One day, a small black-and-white female dog appears at the farm. She doesn't seem to be lost and doesn't act like a stray. Why she came is a mystery. She is well behaved and takes an immediate liking to Billy, who claims her as his own and names her Lucy. Right away, Lucy and Billy are inseparable. When Billy becomes ill with bronchitis and has to be admitted to the hospital, it affects the entire family. The doctor finally gives permission for Lucy to visit him at the hospital, and Billy calls her his Angel Dog.
Jake and his older brother, Jesse, begin researching sod houses and talking about them --- and before long, a big decision is made. A little sod house will be built as a surprise for Billy. By the time that project is finally completed, everyone in the family has helped. Lida, Jake's older sister, cut the sod bricks, Jesse and Jake laid the bricks, Papa built the roof supports, and Mama whitewashed the inside of the sod house and furnished it with a bed and Billy's favorite rocking chair that his mother had brought from Europe many years ago.

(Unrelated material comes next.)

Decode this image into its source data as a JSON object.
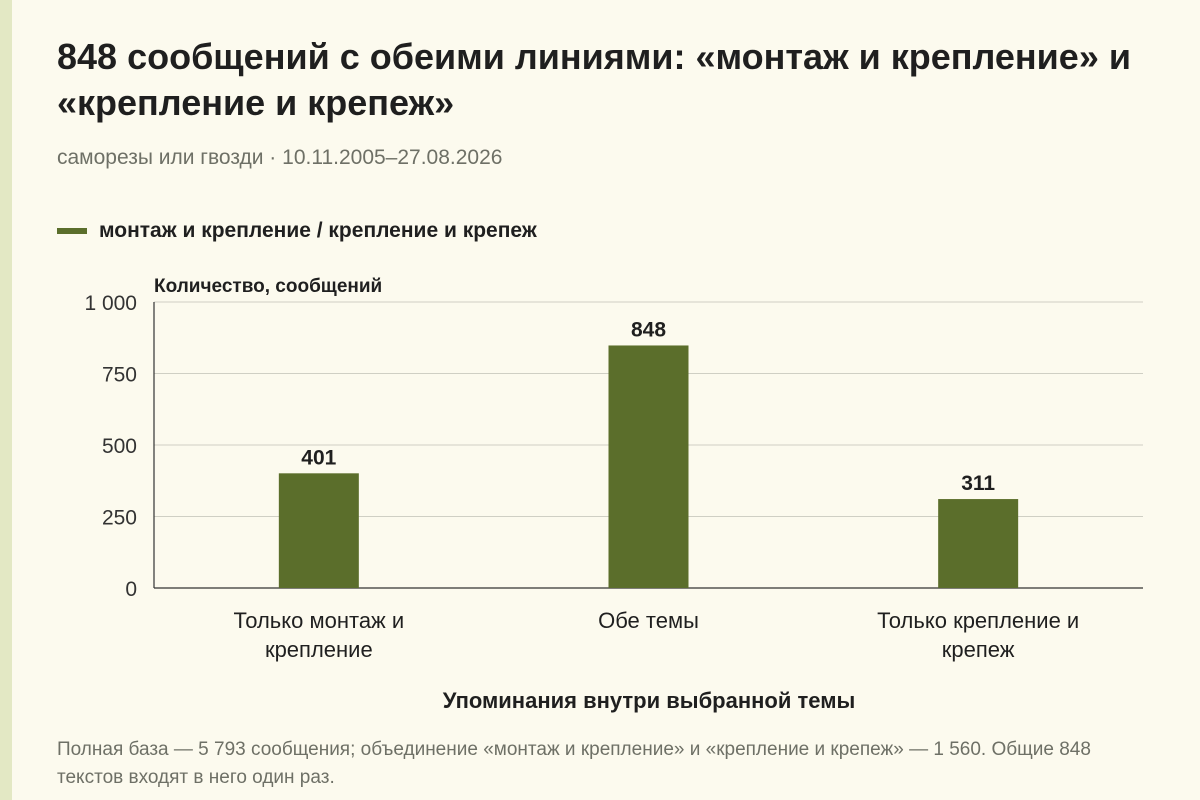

When Billy is discharged from the hospital, he is delighted to be back home and is pleasantly surprised that Jake took his wish to heart and then made it a reality. Billy and Lucy spend time together in the little sod house. No doubt Lucy naps on the bed and Billy rocks in his favorite chair, remembering happy times growing up in the old sod house. Billy wanted the sod house for a reason that is understood at the end of the story.
Newbery Medal-winning author Patricia MacLachlan has once again written a fine book about the importance of family. She shows how shared tasks and ordinary conversations create and strengthen bonds between people of differing generations. The story’s farm setting is an appropriate way to gently introduce the topics of life and death to a young reader.